When doing speedwork with interval distances greater than 600m should a portion of the distance be done at a sprint? (For example, if I am running 8x800m, should each 800m be 200m at pace, 200m sprint, 400m at pace.)

McMillan.com defines training paces for sprinting and speedwork separately and Im wondering if the speedwork (which is not necessarily an all out effort) requires you to avoid going all out in order to properly perform the run and benefit properly from the workout.

3 Answers 3


When I've done these the coach has said to run the intervals at a steady target pace. Assuming you're on a track with 1 lap recovery you would be running 12000m with 8000m at pace, I would expect the pace to be your target 10000m pace although it tends to work out slightly faster.

I wouldn't sprint except for the final 200m of the last interval. Each interval should ideally be equally paced, the last one may be faster with a sprint.

Sprinting during each interval is likely to slow you down on each subsequent interval.


It is my understanding that speedwork is sustaining maximal effort over a fixed distance which is usually short (ish).

Personally: I do 'speedwork' for 500/1000m intervals. While it's not sprinting flat-out it is a very hard run at my anaerobic threshold (using a heart rate strap helps find this).

  • You never sprint flat out during an interval then? Why not, has anyone ever suggested that shouldnt be done?
    – Jason
    Oct 19, 2016 at 11:25
  • Separated my answer out a bit better, my point is that you cannot sustain the same pace for 1000m if you are at a full sprint, even if you can you aren't going to be repeating that at the same speed soon after. The best way to plan interval training is by using heart rate zones.
    – John
    Oct 19, 2016 at 12:31
  • What about doing 80-90% maximal effort and 10-20% sprint during 500m or 1000m interval training? That is a more specific example of what I'm trying to ask here.
    – Jason
    Oct 20, 2016 at 0:36

It depends on the distance that you are training for. With something like a marathon, I would place little importance on all out sprint training. The only likely time it might matter is in a sprint for a finishing place, and that is going to depend much more on the pacing you did up to that point rather than the 12x200m workout you did three weeks ago.

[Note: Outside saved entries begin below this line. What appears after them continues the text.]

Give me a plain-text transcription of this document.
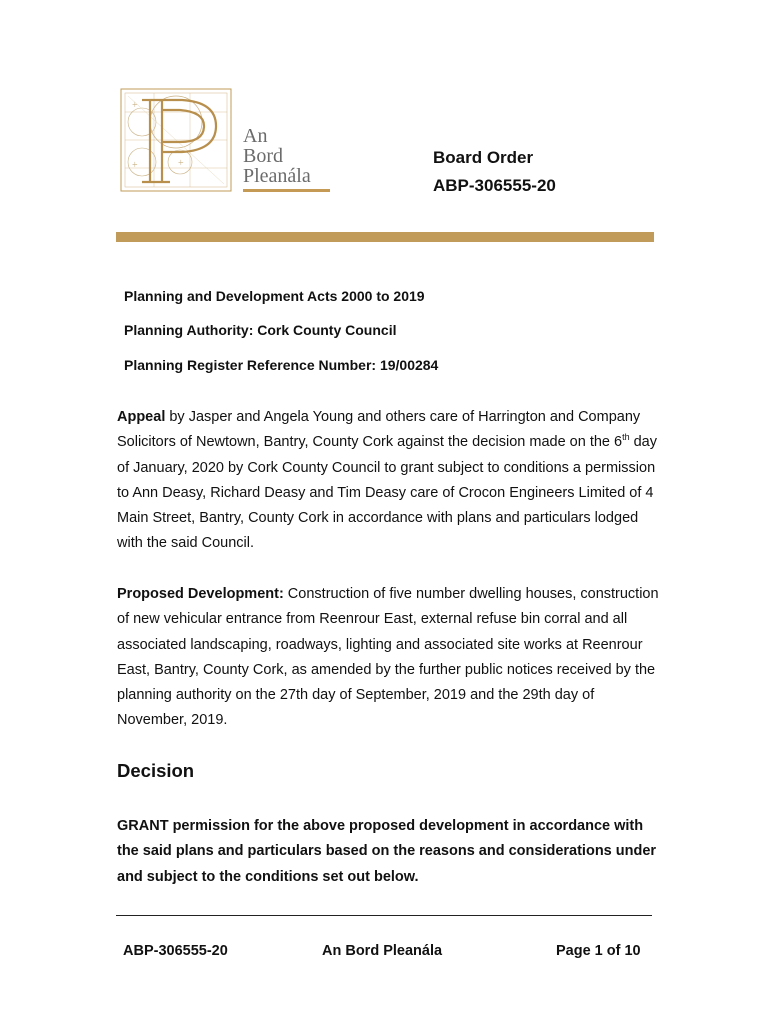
+
+
+
An
Bord
Pleanála
Board Order
ABP-306555-20
Planning and Development Acts 2000 to 2019
Planning Authority: Cork County Council
Planning Register Reference Number: 19/00284
Appeal by Jasper and Angela Young and others care of Harrington and Company Solicitors of Newtown, Bantry, County Cork against the decision made on the 6th day of January, 2020 by Cork County Council to grant subject to conditions a permission to Ann Deasy, Richard Deasy and Tim Deasy care of Crocon Engineers Limited of 4 Main Street, Bantry, County Cork in accordance with plans and particulars lodged with the said Council.
Proposed Development: Construction of five number dwelling houses, construction of new vehicular entrance from Reenrour East, external refuse bin corral and all associated landscaping, roadways, lighting and associated site works at Reenrour East, Bantry, County Cork, as amended by the further public notices received by the planning authority on the 27th day of September, 2019 and the 29th day of November, 2019.
Decision
GRANT permission for the above proposed development in accordance with the said plans and particulars based on the reasons and considerations under and subject to the conditions set out below.
ABP-306555-20	An Bord Pleanála	Page 1 of 10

Where it might matter more is the closer that you get to the sprint distances is for starts. Often the first 200-500m of a 5k race is done at a near sprint to get position, and as you go shorter, the amount of time you spend at or near that speed increases. And, being able to transition to a normal race pace after that initial burst of speed is also a critical skill at shorter distances.

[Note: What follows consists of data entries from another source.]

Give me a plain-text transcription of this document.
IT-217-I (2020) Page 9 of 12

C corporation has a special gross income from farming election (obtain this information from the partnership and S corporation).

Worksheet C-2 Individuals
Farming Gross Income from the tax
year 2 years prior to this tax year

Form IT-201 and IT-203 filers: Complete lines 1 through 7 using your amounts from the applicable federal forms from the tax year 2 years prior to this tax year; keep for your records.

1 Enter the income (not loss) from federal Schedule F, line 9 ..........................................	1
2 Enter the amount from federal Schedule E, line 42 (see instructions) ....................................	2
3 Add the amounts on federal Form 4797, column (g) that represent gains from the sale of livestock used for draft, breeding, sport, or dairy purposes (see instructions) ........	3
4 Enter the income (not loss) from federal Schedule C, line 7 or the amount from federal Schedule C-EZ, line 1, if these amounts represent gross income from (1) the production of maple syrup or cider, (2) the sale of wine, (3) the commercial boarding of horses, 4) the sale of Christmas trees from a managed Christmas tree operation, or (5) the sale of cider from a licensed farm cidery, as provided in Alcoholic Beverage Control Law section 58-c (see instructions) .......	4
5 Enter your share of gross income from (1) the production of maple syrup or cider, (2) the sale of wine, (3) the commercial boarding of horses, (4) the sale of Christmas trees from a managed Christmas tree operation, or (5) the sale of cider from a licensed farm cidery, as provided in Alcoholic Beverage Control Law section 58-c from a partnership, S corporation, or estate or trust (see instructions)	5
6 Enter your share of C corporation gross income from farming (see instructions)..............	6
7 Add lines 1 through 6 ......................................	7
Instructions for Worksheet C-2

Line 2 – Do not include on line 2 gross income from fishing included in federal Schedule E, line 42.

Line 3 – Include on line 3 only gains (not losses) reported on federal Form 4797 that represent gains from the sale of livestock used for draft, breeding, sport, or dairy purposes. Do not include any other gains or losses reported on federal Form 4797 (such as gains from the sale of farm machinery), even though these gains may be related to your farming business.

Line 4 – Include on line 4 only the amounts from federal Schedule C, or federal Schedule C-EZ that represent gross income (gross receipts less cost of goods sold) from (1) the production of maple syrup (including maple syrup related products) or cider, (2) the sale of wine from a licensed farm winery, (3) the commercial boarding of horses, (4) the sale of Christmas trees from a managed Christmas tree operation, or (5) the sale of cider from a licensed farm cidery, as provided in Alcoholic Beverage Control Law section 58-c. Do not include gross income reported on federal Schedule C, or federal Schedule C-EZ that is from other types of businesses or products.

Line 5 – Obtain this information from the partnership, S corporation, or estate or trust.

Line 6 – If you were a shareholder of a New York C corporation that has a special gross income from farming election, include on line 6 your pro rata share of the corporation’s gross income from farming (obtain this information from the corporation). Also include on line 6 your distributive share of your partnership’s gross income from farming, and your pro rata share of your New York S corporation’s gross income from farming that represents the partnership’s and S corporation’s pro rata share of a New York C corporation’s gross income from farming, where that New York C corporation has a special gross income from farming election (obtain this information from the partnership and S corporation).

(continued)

So if you are training for 800m up to 5k races, then yes, most definitely include all out sprint training (We even did them up to 8k and 10k training in college), as you increase in distance over that, not as much emphasis is needed on pure sprinting ability.

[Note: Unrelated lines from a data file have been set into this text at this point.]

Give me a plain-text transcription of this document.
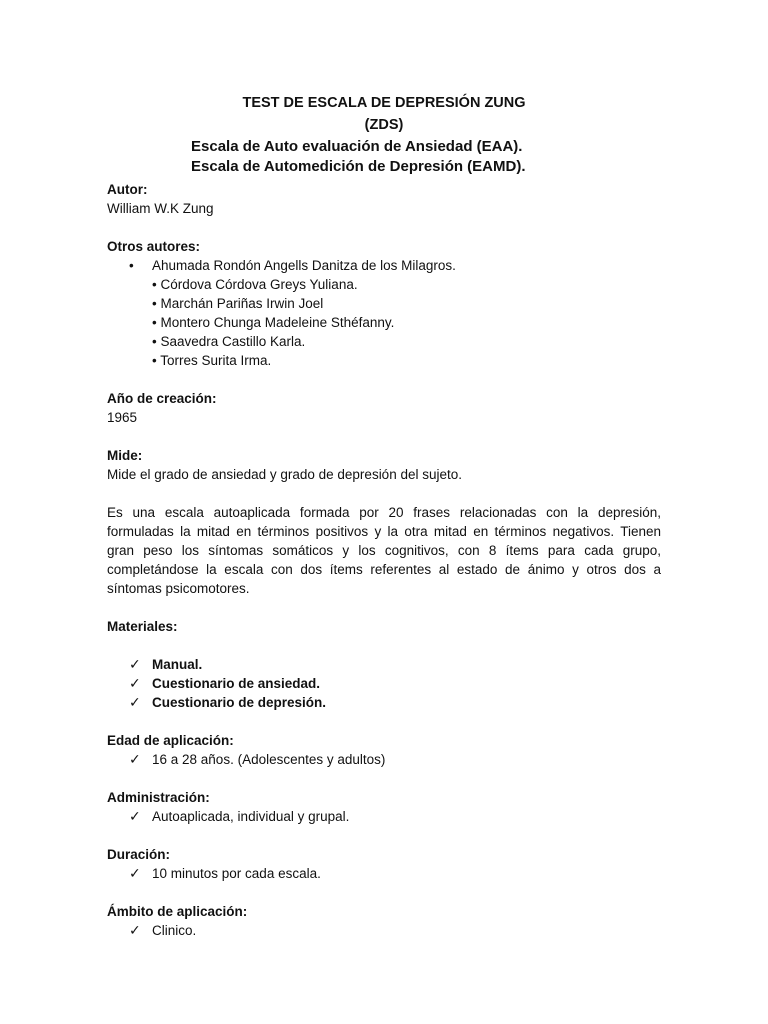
TEST DE ESCALA DE DEPRESIÓN ZUNG
(ZDS)
Escala de Auto evaluación de Ansiedad (EAA).
Escala de Automedición de Depresión (EAMD).
Autor:
William W.K Zung
Otros autores:
• Ahumada Rondón Angells Danitza de los Milagros.
• Córdova Córdova Greys Yuliana.
• Marchán Pariñas Irwin Joel
• Montero Chunga Madeleine Sthéfanny.
• Saavedra Castillo Karla.
• Torres Surita Irma.
Año de creación:
1965
Mide:
Mide el grado de ansiedad y grado de depresión del sujeto.
Es una escala autoaplicada formada por 20 frases relacionadas con la depresión,
formuladas la mitad en términos positivos y la otra mitad en términos negativos. Tienen
gran peso los síntomas somáticos y los cognitivos, con 8 ítems para cada grupo,
completándose la escala con dos ítems referentes al estado de ánimo y otros dos a
síntomas psicomotores.
Materiales:
✓ Manual.
✓ Cuestionario de ansiedad.
✓ Cuestionario de depresión.
Edad de aplicación:
✓ 16 a 28 años. (Adolescentes y adultos)
Administración:
✓ Autoaplicada, individual y grupal.
Duración:
✓ 10 minutos por cada escala.
Ámbito de aplicación:
✓ Clinico.
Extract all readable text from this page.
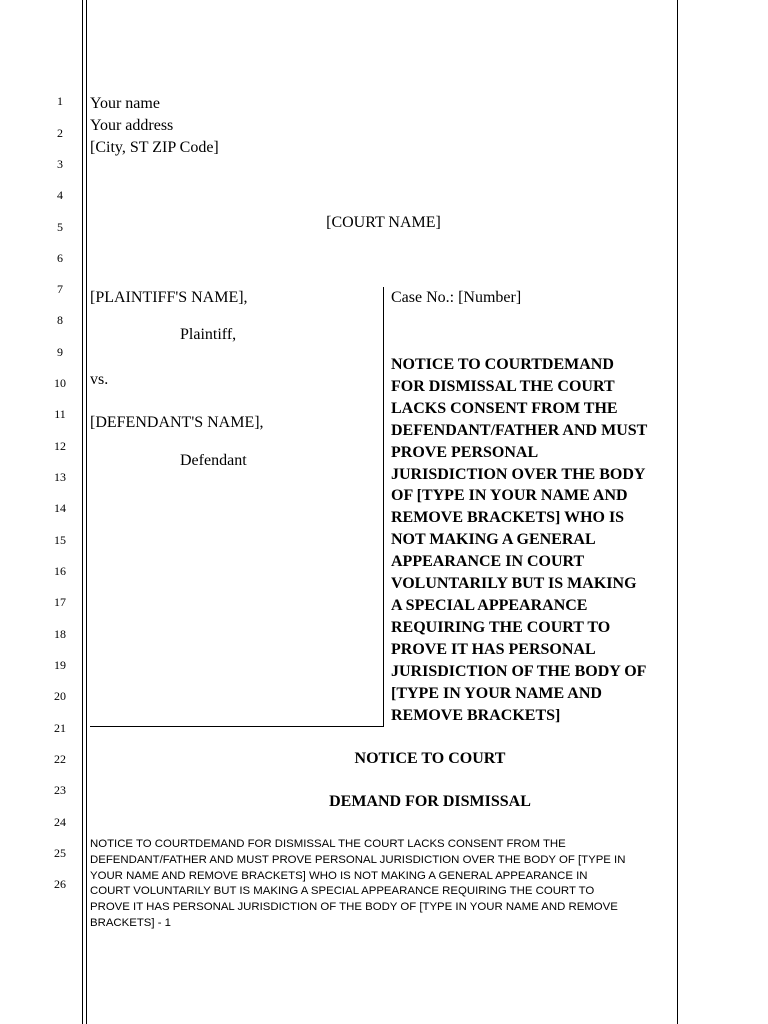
1
2
3
4
5
6
7
8
9
10
11
12
13
14
15
16
17
18
19
20
21
22
23
24
25
26
Your name
Your address
[City, ST ZIP Code]
[COURT NAME]
[PLAINTIFF'S NAME],
Plaintiff,
vs.
[DEFENDANT'S NAME],
Defendant
Case No.: [Number]
NOTICE TO COURTDEMAND
FOR DISMISSAL THE COURT
LACKS CONSENT FROM THE
DEFENDANT/FATHER AND MUST
PROVE PERSONAL
JURISDICTION OVER THE BODY
OF [TYPE IN YOUR NAME AND
REMOVE BRACKETS] WHO IS
NOT MAKING A GENERAL
APPEARANCE IN COURT
VOLUNTARILY BUT IS MAKING
A SPECIAL APPEARANCE
REQUIRING THE COURT TO
PROVE IT HAS PERSONAL
JURISDICTION OF THE BODY OF
[TYPE IN YOUR NAME AND
REMOVE BRACKETS]
NOTICE TO COURT
DEMAND FOR DISMISSAL
NOTICE TO COURTDEMAND FOR DISMISSAL THE COURT LACKS CONSENT FROM THE
DEFENDANT/FATHER AND MUST PROVE PERSONAL JURISDICTION OVER THE BODY OF [TYPE IN
YOUR NAME AND REMOVE BRACKETS] WHO IS NOT MAKING A GENERAL APPEARANCE IN
COURT VOLUNTARILY BUT IS MAKING A SPECIAL APPEARANCE REQUIRING THE COURT TO
PROVE IT HAS PERSONAL JURISDICTION OF THE BODY OF [TYPE IN YOUR NAME AND REMOVE
BRACKETS] - 1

  • I'm wondering if sprinting part of a 800m interval as part of 8x800m is a proper part of doing this type of speed work. Sorry, my question title wasn't clear and I'm probably misusing the term speed work, but I edited it.
    – Jason
    Oct 20, 2016 at 0:34
  • @Jason - Minimal speed difference in most cases, where it might help is when you need to "surge" to catch/break someone near you. However, fartlek and tempo training already serve this function quite nicely, I'd leave it for that and just run the 8x800 (or whatever) as written.